Wenn wir fünf Jahre zurückblicken – als das Instrument der universellen Gerichtsbarkeit noch nicht zur Debatte stand und das European Center for Constitutional and Human Rights ECCHR begonnen hat, sich damit zu befassen – haben viele gesagt, dass es sehr schwierig sei, das Weltrechtsprinzip anzuwenden. Heute können wir sehen, dass ein großer Schritt vollzogen wurde.

Dem ECCHR, zusammen mit syrischen Nichtregierungsorganisationen, Aktivisten und der syrischen Zivilgesellschaft, ist es gelungen, dieses wichtige Thema auf dem Tisch der internationalen Gemeinschaft zu halten. Von der Uno oder der EU hört man heute die Selbstverpflichtung, sich für die Verantwortlichkeit von Verbrechen und für Gerechtigkeit einzusetzen. Ich bin zuversichtlich, dass das auch einen weiteren gerichtlichen Weg öffnen wird für die Syrer, vielleicht für ein Sondertribunal, vielleicht auch für den Internationalen Strafgerichtshof ICC. Das Assad-Regime besteht nicht ewig, es steht gegen jede Humanität und gegen die Werte der Menschenrechte.

Mit dem Urteilsspruch wollen wir auch denen den Weg versperren, die dem Assad-Regime dabei helfen, wieder in die internationale Gemeinschaft aufgenommen zu werden. Das Urteil ist ein Rechtsdokument, das sagt, dass es nicht akzeptabel ist, die Beziehungen zu diesem Regime zu normalisieren: Es ist bewiesen, dass diese Verbrechen begangen wurden als Teil einer systematischen und verbreiteten Politik gegen Zivilisten.

Wie sollte sich die internationale Gemeinschaft gegenüber Syrien verhalten?
Sie sollte konkrete Schritte unternehmen für Gerechtigkeit. Wir wollen ein Sondertribunal, um diese Verbrechen abzuurteilen. Die Syrerinnen und Syrer verdienen das. Wir wollen, dass strenge Regeln gesetzt werden, damit das Assad-Regime nicht wieder Teil der internationalen Gemeinschaft wird.
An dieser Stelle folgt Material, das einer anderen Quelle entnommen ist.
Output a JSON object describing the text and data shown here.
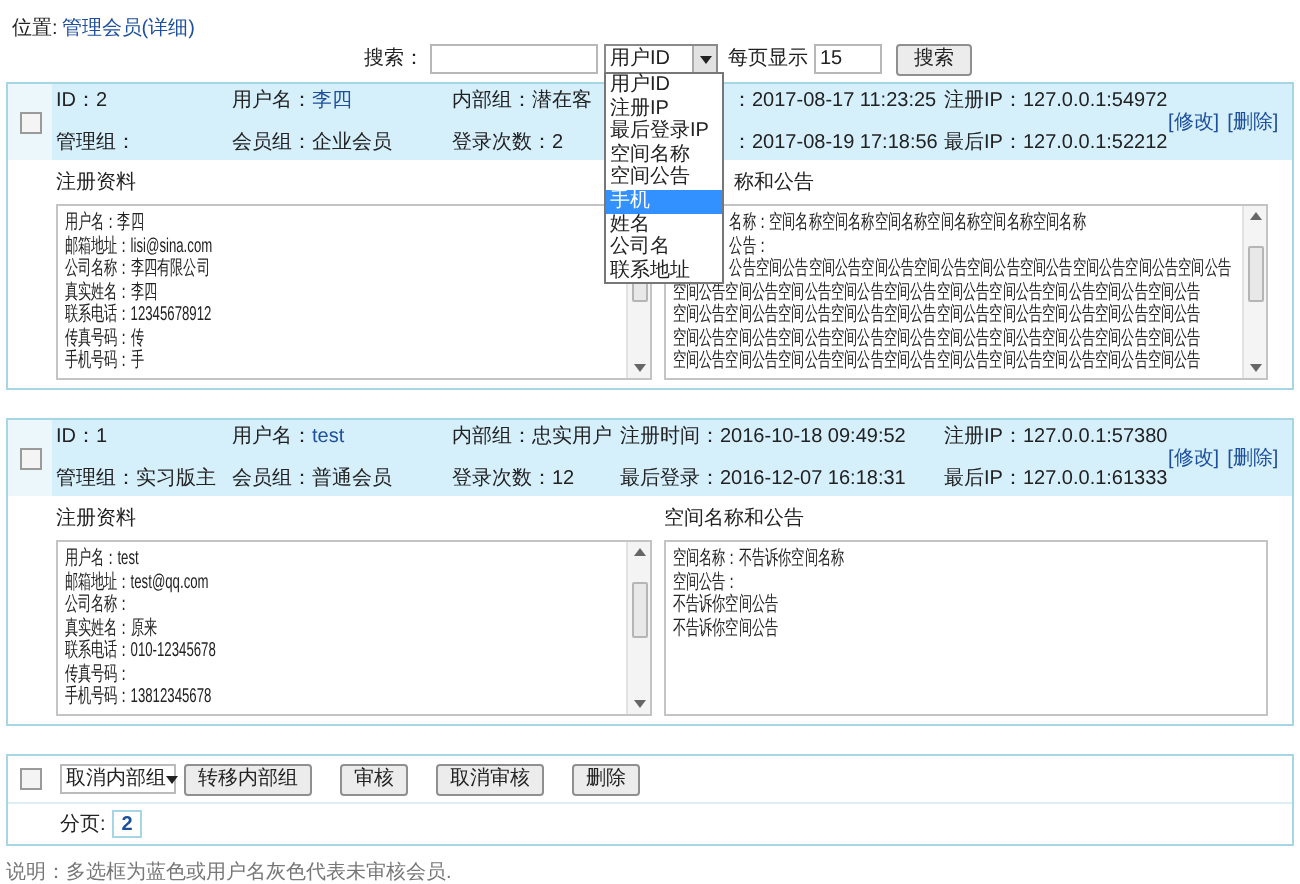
{
  "breadcrumb": {
    "label": "位置:",
    "link": "管理会员(详细)"
  },
  "search": {
    "label": "搜索：",
    "select": {
      "value": "用户ID",
      "expanded": true,
      "options": [
        {
          "label": "用户ID",
          "highlighted": false
        },
        {
          "label": "注册IP",
          "highlighted": false
        },
        {
          "label": "最后登录IP",
          "highlighted": false
        },
        {
          "label": "空间名称",
          "highlighted": false
        },
        {
          "label": "空间公告",
          "highlighted": false
        },
        {
          "label": "手机",
          "highlighted": true
        },
        {
          "label": "姓名",
          "highlighted": false
        },
        {
          "label": "公司名",
          "highlighted": false
        },
        {
          "label": "联系地址",
          "highlighted": false
        }
      ]
    },
    "per_page_label": "每页显示",
    "per_page": "15",
    "button": "搜索"
  },
  "members": [
    {
      "checked": false,
      "actions": [
        "[修改]",
        "[删除]"
      ],
      "header_rows": [
        [
          {
            "kind": "plain",
            "value": "ID：2"
          },
          {
            "kind": "link",
            "label": "用户名：",
            "value": "李四"
          },
          {
            "kind": "plain",
            "value": "内部组：潜在客"
          },
          {
            "kind": "covered",
            "value": "：2017-08-17 11:23:25"
          },
          {
            "kind": "plain",
            "value": "注册IP：127.0.0.1:54972"
          }
        ],
        [
          {
            "kind": "plain",
            "value": "管理组："
          },
          {
            "kind": "plain",
            "value": "会员组：企业会员"
          },
          {
            "kind": "plain",
            "value": "登录次数：2"
          },
          {
            "kind": "covered",
            "value": "：2017-08-19 17:18:56"
          },
          {
            "kind": "plain",
            "value": "最后IP：127.0.0.1:52212"
          }
        ]
      ],
      "sections": [
        {
          "title": {
            "kind": "plain",
            "text": "注册资料"
          },
          "lines": [
            {
              "kind": "plain",
              "text": "用户名：李四"
            },
            {
              "kind": "plain",
              "text": "邮箱地址：lisi@sina.com"
            },
            {
              "kind": "plain",
              "text": "公司名称：李四有限公司"
            },
            {
              "kind": "plain",
              "text": "真实姓名：李四"
            },
            {
              "kind": "plain",
              "text": "联系电话：12345678912"
            },
            {
              "kind": "plain",
              "text": "传真号码：传"
            },
            {
              "kind": "plain",
              "text": "手机号码：手"
            }
          ]
        },
        {
          "title": {
            "kind": "covered",
            "text": "称和公告"
          },
          "lines": [
            {
              "kind": "covered",
              "text": "名称：空间名称空间名称空间名称空间名称空间名称空间名称"
            },
            {
              "kind": "covered",
              "text": "公告："
            },
            {
              "kind": "covered",
              "text": "公告空间公告空间公告空间公告空间公告空间公告空间公告空间公告空间公告空间公告"
            },
            {
              "kind": "plain",
              "text": "空间公告空间公告空间公告空间公告空间公告空间公告空间公告空间公告空间公告空间公告"
            },
            {
              "kind": "plain",
              "text": "空间公告空间公告空间公告空间公告空间公告空间公告空间公告空间公告空间公告空间公告"
            },
            {
              "kind": "plain",
              "text": "空间公告空间公告空间公告空间公告空间公告空间公告空间公告空间公告空间公告空间公告"
            },
            {
              "kind": "plain",
              "text": "空间公告空间公告空间公告空间公告空间公告空间公告空间公告空间公告空间公告空间公告"
            }
          ]
        }
      ]
    },
    {
      "checked": false,
      "actions": [
        "[修改]",
        "[删除]"
      ],
      "header_rows": [
        [
          {
            "kind": "plain",
            "value": "ID：1"
          },
          {
            "kind": "link",
            "label": "用户名：",
            "value": "test"
          },
          {
            "kind": "plain",
            "value": "内部组：忠实用户"
          },
          {
            "kind": "plain",
            "value": "注册时间：2016-10-18 09:49:52"
          },
          {
            "kind": "plain",
            "value": "注册IP：127.0.0.1:57380"
          }
        ],
        [
          {
            "kind": "plain",
            "value": "管理组：实习版主"
          },
          {
            "kind": "plain",
            "value": "会员组：普通会员"
          },
          {
            "kind": "plain",
            "value": "登录次数：12"
          },
          {
            "kind": "plain",
            "value": "最后登录：2016-12-07 16:18:31"
          },
          {
            "kind": "plain",
            "value": "最后IP：127.0.0.1:61333"
          }
        ]
      ],
      "sections": [
        {
          "title": {
            "kind": "plain",
            "text": "注册资料"
          },
          "lines": [
            {
              "kind": "plain",
              "text": "用户名：test"
            },
            {
              "kind": "plain",
              "text": "邮箱地址：test@qq.com"
            },
            {
              "kind": "plain",
              "text": "公司名称："
            },
            {
              "kind": "plain",
              "text": "真实姓名：原来"
            },
            {
              "kind": "plain",
              "text": "联系电话：010-12345678"
            },
            {
              "kind": "plain",
              "text": "传真号码："
            },
            {
              "kind": "plain",
              "text": "手机号码：13812345678"
            }
          ]
        },
        {
          "title": {
            "kind": "plain",
            "text": "空间名称和公告"
          },
          "lines": [
            {
              "kind": "plain",
              "text": "空间名称：不告诉你空间名称"
            },
            {
              "kind": "plain",
              "text": "空间公告："
            },
            {
              "kind": "plain",
              "text": "不告诉你空间公告"
            },
            {
              "kind": "plain",
              "text": "不告诉你空间公告"
            }
          ]
        }
      ]
    }
  ],
  "toolbar": {
    "checked": false,
    "group_select": "取消内部组",
    "buttons": [
      "转移内部组",
      "审核",
      "取消审核",
      "删除"
    ],
    "pages_label": "分页:",
    "pages": [
      {
        "label": "2",
        "selected": true
      }
    ]
  },
  "note": "说明：多选框为蓝色或用户名灰色代表未审核会员."
}
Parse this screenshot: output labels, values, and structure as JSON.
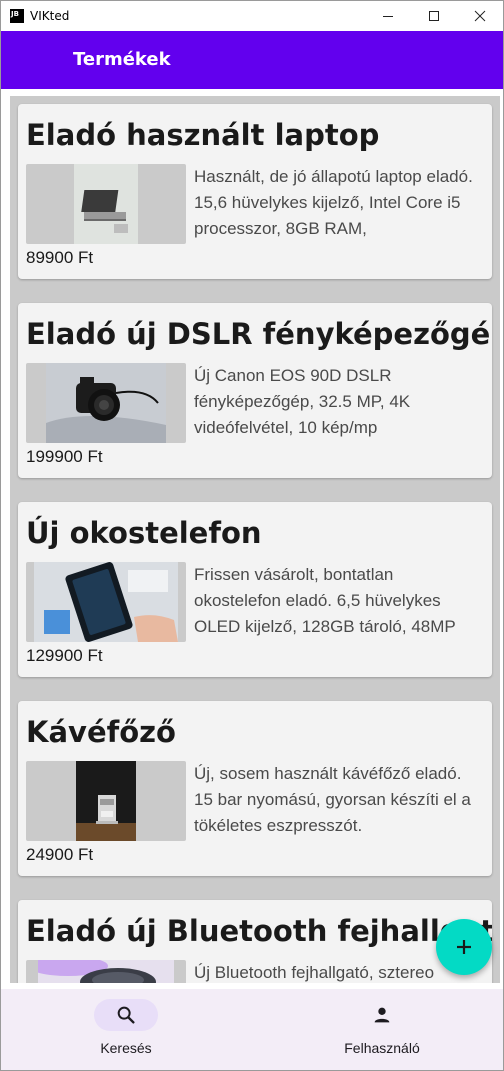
{
  "window": {
    "title": "VIKted",
    "app_icon_text": "JB",
    "minimize_glyph": "—",
    "maximize_glyph": "☐",
    "close_glyph": "✕"
  },
  "appbar": {
    "title": "Termékek",
    "color": "#6200ee"
  },
  "products": [
    {
      "title": "Eladó használt laptop",
      "description": "Használt, de jó állapotú laptop eladó. 15,6 hüvelykes kijelző, Intel Core i5 processzor, 8GB RAM,",
      "price": "89900 Ft"
    },
    {
      "title": "Eladó új DSLR fényképezőgép",
      "description": "Új Canon EOS 90D DSLR fényképezőgép, 32.5 MP, 4K videófelvétel, 10 kép/mp",
      "price": "199900 Ft"
    },
    {
      "title": "Új okostelefon",
      "description": "Frissen vásárolt, bontatlan okostelefon eladó. 6,5 hüvelykes OLED kijelző, 128GB tároló, 48MP",
      "price": "129900 Ft"
    },
    {
      "title": "Kávéfőző",
      "description": "Új, sosem használt kávéfőző eladó. 15 bar nyomású, gyorsan készíti el a tökéletes eszpresszót.",
      "price": "24900 Ft"
    },
    {
      "title": "Eladó új Bluetooth fejhallgató",
      "description": "Új Bluetooth fejhallgató, sztereo",
      "price": ""
    }
  ],
  "fab": {
    "icon": "plus-icon",
    "color": "#03dac5"
  },
  "bottom_nav": {
    "items": [
      {
        "label": "Keresés",
        "icon": "search-icon",
        "active": true
      },
      {
        "label": "Felhasználó",
        "icon": "person-icon",
        "active": false
      }
    ],
    "indicator_color": "#e8def8"
  }
}
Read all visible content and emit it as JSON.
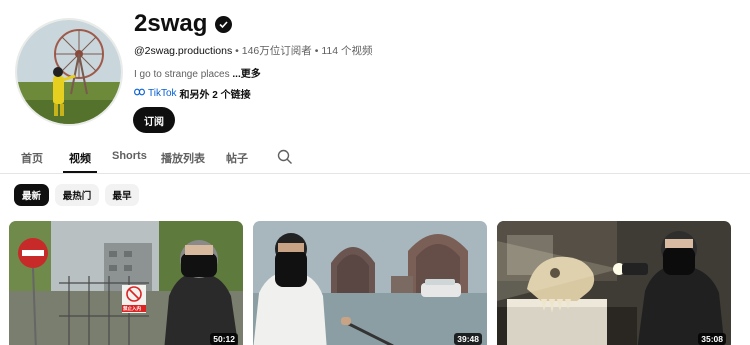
{
  "channel": {
    "name": "2swag",
    "handle": "@2swag.productions",
    "subscribers": "146万位订阅者",
    "videos": "114 个视频",
    "separator": "•",
    "description": "I go to strange places",
    "more_label": "...更多",
    "link_main": "TikTok",
    "link_extra": "和另外 2 个链接",
    "subscribe_label": "订阅"
  },
  "tabs": [
    {
      "label": "首页",
      "active": false
    },
    {
      "label": "视频",
      "active": true
    },
    {
      "label": "Shorts",
      "active": false
    },
    {
      "label": "播放列表",
      "active": false
    },
    {
      "label": "帖子",
      "active": false
    }
  ],
  "filters": [
    {
      "label": "最新",
      "active": true
    },
    {
      "label": "最热门",
      "active": false
    },
    {
      "label": "最早",
      "active": false
    }
  ],
  "videos": [
    {
      "duration": "50:12",
      "sign_text": "禁止入内",
      "thumb": "abandoned-gate"
    },
    {
      "duration": "39:48",
      "thumb": "flooded-houses"
    },
    {
      "duration": "35:08",
      "thumb": "skull-flashlight"
    }
  ],
  "colors": {
    "text": "#0f0f0f",
    "secondary": "#606060",
    "link": "#065fd4",
    "chip_bg": "#f2f2f2"
  },
  "icons": [
    "verified-icon",
    "link-icon",
    "search-icon"
  ]
}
Und wir erwarten starke Signale an die ganze Welt, dass solche Diktaturen nicht mehr länger toleriert werden, weil alle diese Verbrechen gegen die Menschlichkeit gerichtet sind, also gegen jedermann auf der Welt.

Was waren die größten Probleme bei der Vorbereitung des Prozesses? Die Beweise?
Beweismittel lagen in großer Anzahl vor. Die syrische Zivilgesellschaft und die Aktivisten waren seit Beginn der Revolution sehr engagiert, so dass es eine Masse an Dokumentationen gibt. Es gibt viele Überlebende hier in Deutschland. Das Problem ist, dass das Regime weiter an der Macht ist und dass die Überlebenden Angst vor Rache haben. Unsere größte Sorge war, wie wir die Zeugen schützen können und wie wir vorgehen können, ohne irgendjemandem zu schaden.

Der Schutz der Überlebenden hatte oberste Priorität. Viele Menschen haben uns kontaktiert und wir mussten den Überlebenden die möglichen Konsequenzen genau erklären. Ein paar hatten Angst um ihre Familie in Syrien, und wir haben ihnen abgeraten, im Prozess auszusagen.

Viele andere waren dagegen sehr mutig und sagten: »Nein, das ist unsere Pflicht.« Trotz des Schmerzes, die Verbrechen mit dem Erinnern noch mal zu erleiden. Das war nicht einfach, auch für die Rechtsanwälte, sich das alles mehrfach anzuhören, die Auswirkungen, die die Verbrechen auf die Menschen hatten und das in ihren Augen zu sehen. Immer wenn ich aus Koblenz zurückkam, fühlte ich mich so müde und ausgebrannt, und ich schätze wirklich den Mut der Überlebenden, die ganze Welt wissen zu lassen, was ihnen geschehen ist.